- Publisher: Newgrounds
- Programmer: Tom Fulp
- Artists: Jeff "JohnnyUtah" Bandelin Cory "Spazkid" Beck
- Composer: Chris "Oney" O'Neill
- Platforms: Windows, Xbox
- Genres: Action platforming, beat-'em-up
- Modes: Single-player, Multiplayer

= Nightmare Cops =

Upcoming video game developed by Newgrounds

Nightmare Cops is an upcoming 2D platforming brawler video game developed by Tom Fulp and Jeff "JohnnyUtah" Bandelin under Newgrounds. The game takes place in a town overseen by a police force tasked with entering and combating the inhabitants' nightmares. The game has seen an over ten-year long development cycle and has no tentative release date currently set; however, as of 2024, development is more than halfway to completion according to the development team.

==Gameplay==
Nightmare Cops can be played by up to three players and features a selection of different characters to play as, each with different move sets and abilities. Levels contain platforming segments and boss fights, and are accessible through an overworld in the "real world" which you navigate in the crew's van.
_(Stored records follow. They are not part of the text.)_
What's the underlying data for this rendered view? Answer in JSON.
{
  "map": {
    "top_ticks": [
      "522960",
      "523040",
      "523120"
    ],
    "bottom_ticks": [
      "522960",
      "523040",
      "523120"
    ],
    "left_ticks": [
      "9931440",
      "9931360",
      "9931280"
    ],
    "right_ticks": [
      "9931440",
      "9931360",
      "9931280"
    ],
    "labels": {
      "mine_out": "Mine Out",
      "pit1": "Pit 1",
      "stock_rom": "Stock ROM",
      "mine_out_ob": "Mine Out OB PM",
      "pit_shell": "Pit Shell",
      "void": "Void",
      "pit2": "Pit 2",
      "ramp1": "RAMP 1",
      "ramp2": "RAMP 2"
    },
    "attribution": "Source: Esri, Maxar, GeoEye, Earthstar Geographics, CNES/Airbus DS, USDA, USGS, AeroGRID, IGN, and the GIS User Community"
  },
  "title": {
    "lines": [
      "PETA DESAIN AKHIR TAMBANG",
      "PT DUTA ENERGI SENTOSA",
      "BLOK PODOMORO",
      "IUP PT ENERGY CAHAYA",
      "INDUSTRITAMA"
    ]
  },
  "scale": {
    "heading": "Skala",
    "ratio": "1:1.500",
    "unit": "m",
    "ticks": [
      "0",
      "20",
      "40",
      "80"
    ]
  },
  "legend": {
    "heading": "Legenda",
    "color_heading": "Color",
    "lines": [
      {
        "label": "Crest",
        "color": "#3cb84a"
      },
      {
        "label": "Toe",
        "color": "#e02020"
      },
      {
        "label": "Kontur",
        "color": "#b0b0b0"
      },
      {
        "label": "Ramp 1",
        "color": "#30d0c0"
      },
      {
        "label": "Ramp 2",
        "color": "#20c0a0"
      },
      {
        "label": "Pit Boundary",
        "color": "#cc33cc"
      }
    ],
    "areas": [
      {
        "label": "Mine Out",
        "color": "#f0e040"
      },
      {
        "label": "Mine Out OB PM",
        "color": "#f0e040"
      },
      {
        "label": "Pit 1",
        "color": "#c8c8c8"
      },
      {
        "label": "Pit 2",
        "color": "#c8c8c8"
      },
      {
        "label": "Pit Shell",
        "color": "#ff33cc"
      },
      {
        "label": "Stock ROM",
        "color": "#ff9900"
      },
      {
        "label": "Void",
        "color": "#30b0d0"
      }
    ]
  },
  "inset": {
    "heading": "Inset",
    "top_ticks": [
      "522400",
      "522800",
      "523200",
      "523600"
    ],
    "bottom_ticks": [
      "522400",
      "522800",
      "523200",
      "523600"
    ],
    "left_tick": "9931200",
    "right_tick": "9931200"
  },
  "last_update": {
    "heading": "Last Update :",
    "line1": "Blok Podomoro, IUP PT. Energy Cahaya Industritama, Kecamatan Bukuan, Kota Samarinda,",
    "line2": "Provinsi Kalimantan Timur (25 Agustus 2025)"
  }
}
Many decorative elements of the overworld map are destructible.

==Development==
According to Fulp, development on Nightmare Cops began in 2012 with Bandelin alongside the web game project Cathode Raybots. A lip-sync animation system developed for the game was packaged as an interactive Flash called Talk Head and posted to Newgrounds the same year. In 2016, It was announced in a blog post that Cory "Spazkid" Beck and Chris "Oney" O'Neill had joined the project. Details on the game were scarce until a playable demo was showcased in 2017 at San Diego Comic-Con at The Behemoth's booth. In a 2024 interview, Bandelin touched on the project's status: "We're well past the halfway point. It won't be out this year, but hopefully, not long after that."